Elsie Marley, the Cat on Cuthbert's Head
Elsie Marley ate her fishbone on the runlet where Cuthbert sat.
He was the frog with eyes in search of a head. He could see the end from beginning but not the middle.
His faithy sycophants bobbed behind, Throng, Posh, Gibber, Gish and Log, the brown toad who would never be a truly green frog.
Cuthbert hung from a lillypad and fussed at Marley:
"I'm a grocer," he said, " a cross between a cat and a bear."
He must have had two heads because he had two hats, but claimed he had lost the other.
"Where's my head at, where's my head," he moaned in song at the buried sea and blinked his four eyes twice.
The sycophants chorused: "I can't say."
The brown toad said, "ENOUGH!"
THEN Elsie Marley, who had two eyes, but they were good because one could see at night and the other could see in day, looked down in the buried deep to find the precious thing. I mean the head.
Marley got her nose wet, jammed the pond window, saw history float, and if you think fresh fish don't need then go down that pond where the ripe and catty things orbit.
Down at the Pond Boom! Boom!
The wish lamp was burning.
Pope Ili, Emperor of Kehar,
jewels, caskets, mining Boombays
under the waves.
Wake up, wake up!
Come out into the dusky desert.
See the moon chops are licking the waves.
Now we're undersea
Drams of knobby gits,
five more fish, bear toads,
and blue whiskered robins
with flippers ask for bugs.
Here floats Cuthbert's head
followed by fishnogs,
myloogie soups, liputs,
fish stints and cities of bean.
We look up at the water sky
and see the moons of Marley's eyes.
Behind her the sun and the bathy eight
planet sunsets of late earth
for children to go up and down,
NO, NO, LET US PLAY!
In the deep of air and sea
Elsie Marley cocked an eye,
head down and slow as each new day
as green pecans hold out, building nut,
or start a forgotten bulb and feel
like stretching up,
In that heat her kittens lay
and all the world feels by day
the fur, the peace, the warm,
snug place heads stay.
Elsie Marley popped a cork on TopSider Four. It had a blue frog on the mast. Beneath the frog was a quart of exquisite Nog traded at the Quick Think Market. Grring sounds bounced Marley high in air. She wanted to bounce buildings.

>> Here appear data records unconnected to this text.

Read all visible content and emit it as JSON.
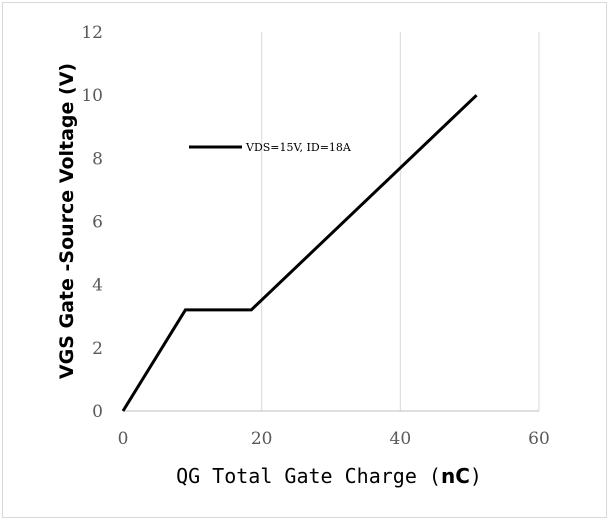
{
  "chart_data": {
    "type": "line",
    "title": "",
    "ylabel": "VGS  Gate -Source Voltage (V)",
    "xlabel_prefix": "QG Total Gate Charge (",
    "xlabel_unit": "nC",
    "xlabel_suffix": ")",
    "xlim": [
      0,
      60
    ],
    "ylim": [
      0,
      12
    ],
    "x_ticks": [
      0,
      20,
      40,
      60
    ],
    "y_ticks": [
      0,
      2,
      4,
      6,
      8,
      10,
      12
    ],
    "grid": "vertical",
    "legend_position": "top-left",
    "series": [
      {
        "name": "VDS=15V, ID=18A",
        "color": "#000000",
        "x": [
          0,
          9,
          18.5,
          51
        ],
        "y": [
          0,
          3.2,
          3.2,
          10
        ]
      }
    ]
  }
}
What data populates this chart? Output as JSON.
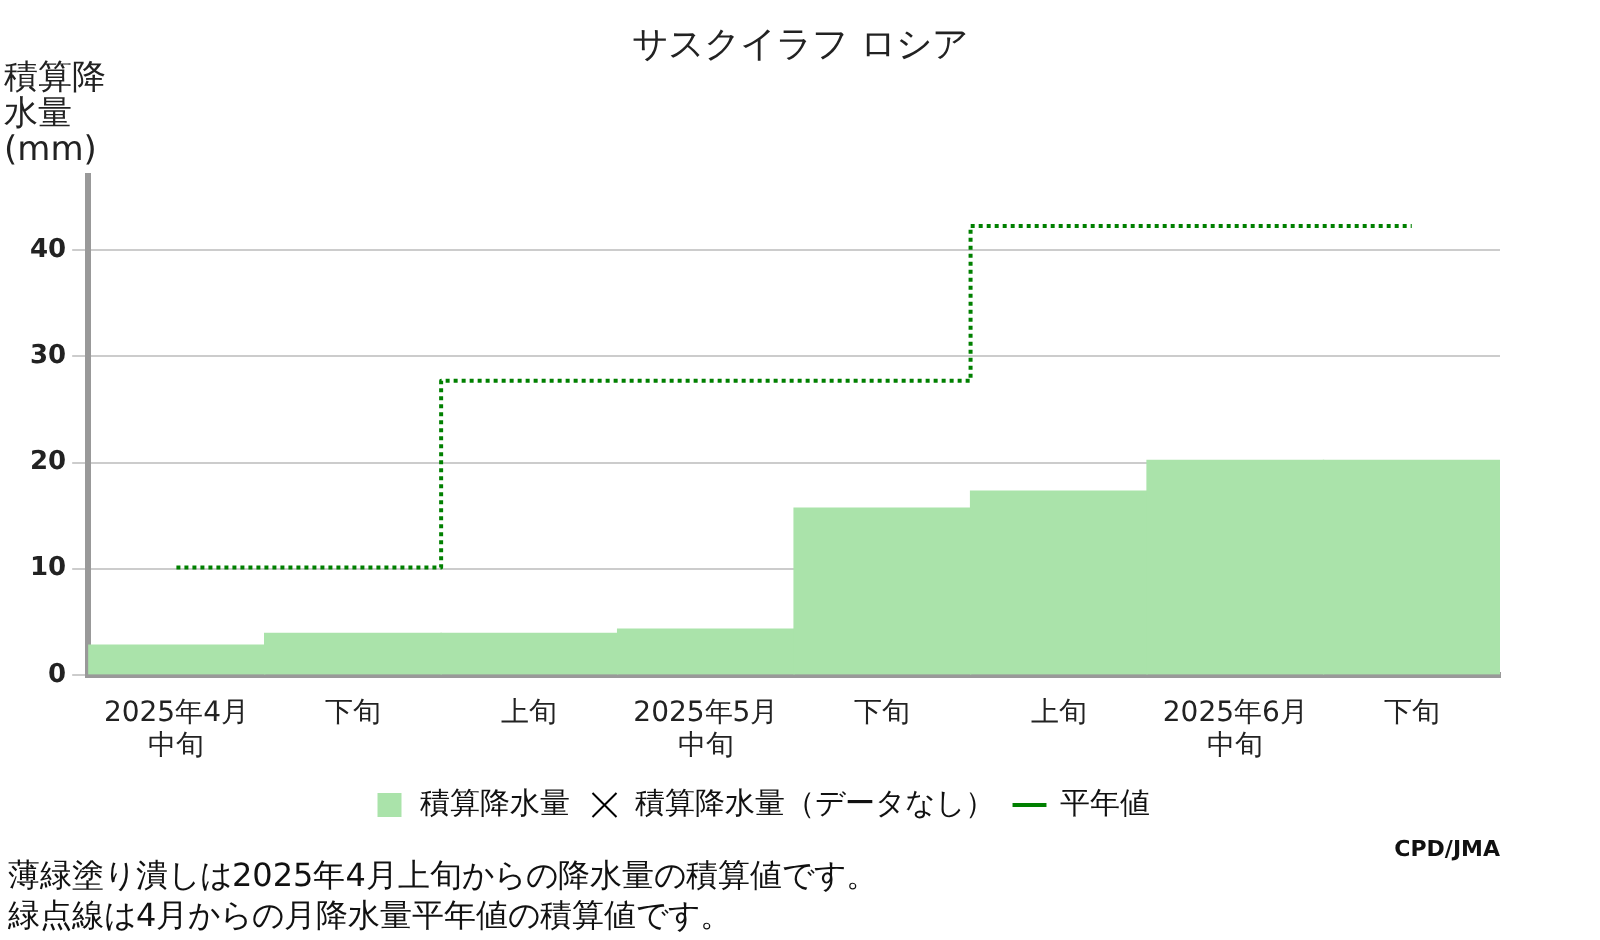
{
  "chart_data": {
    "type": "bar",
    "title": "サスクイラフ ロシア",
    "ylabel": "積算降水量(mm)",
    "categories": [
      "2025年4月中旬",
      "下旬",
      "上旬",
      "2025年5月中旬",
      "下旬",
      "上旬",
      "2025年6月中旬",
      "下旬"
    ],
    "series": [
      {
        "name": "積算降水量",
        "color": "#aae3aa",
        "values": [
          2.8,
          3.9,
          3.9,
          4.3,
          15.7,
          17.3,
          20.2,
          20.2
        ]
      },
      {
        "name": "積算降水量（データなし）",
        "type": "scatter",
        "color": "#000000",
        "marker": "cross",
        "values": [
          null,
          null,
          null,
          null,
          null,
          null,
          null,
          null
        ]
      },
      {
        "name": "平年値",
        "type": "step",
        "color": "#008000",
        "line_style": "dotted",
        "values": [
          10.1,
          10.1,
          27.7,
          27.7,
          27.7,
          42.3,
          42.3,
          42.3
        ]
      }
    ],
    "ylim": [
      0,
      47
    ],
    "yticks": [
      0,
      10,
      20,
      30,
      40
    ],
    "grid": "y",
    "legend": "bottom",
    "annotations": [
      "CPD/JMA",
      "薄緑塗り潰しは2025年4月上旬からの降水量の積算値です。",
      "緑点線は4月からの月降水量平年値の積算値です。"
    ]
  }
}
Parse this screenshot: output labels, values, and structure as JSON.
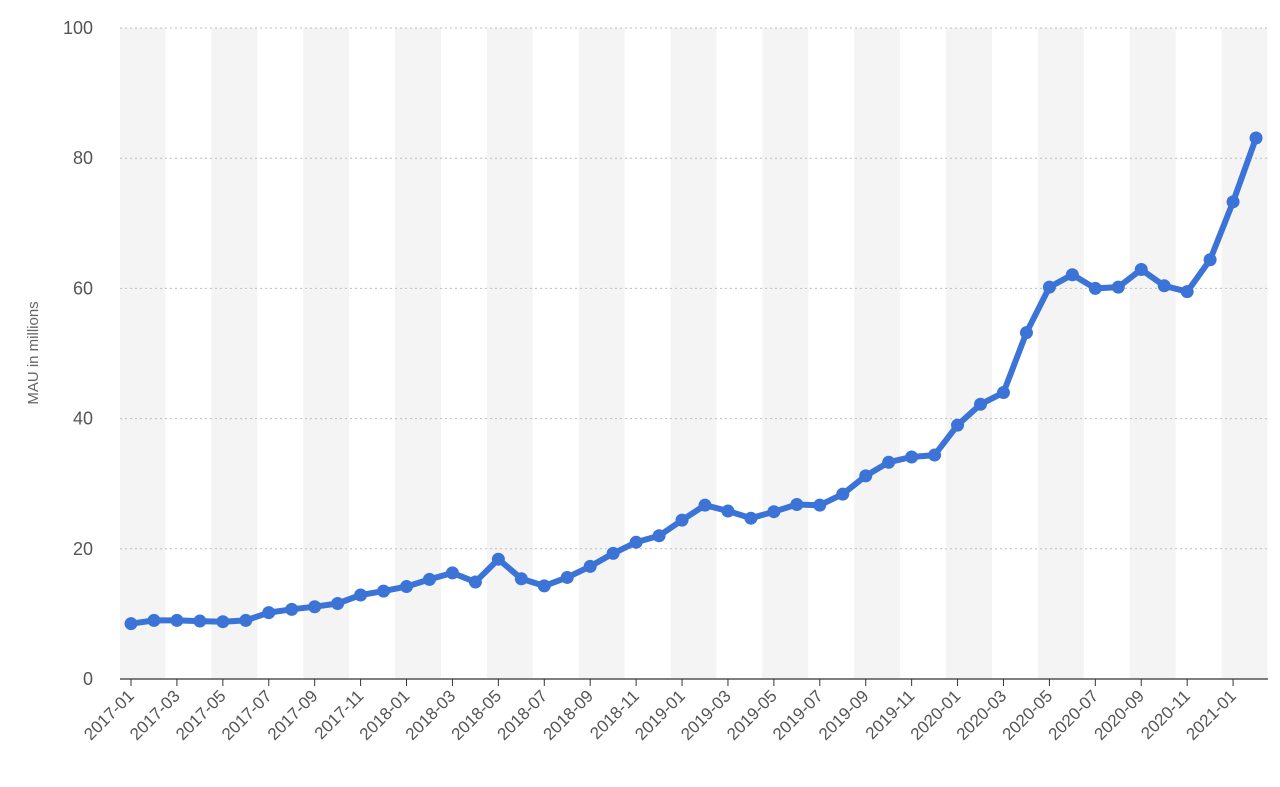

She leapt on the davenport. Dust motes flipped like fish. Out on the lake splashed bugs.
Marley dropped a paw into brineless doubt, got claws wet, but her tail shone. It waved like thunderheads in spring when winter warmed by shower pops out buds all over green to ripen into figs nobody could dream, rolling waves of clouds and tails and fish. That was her kitten wish.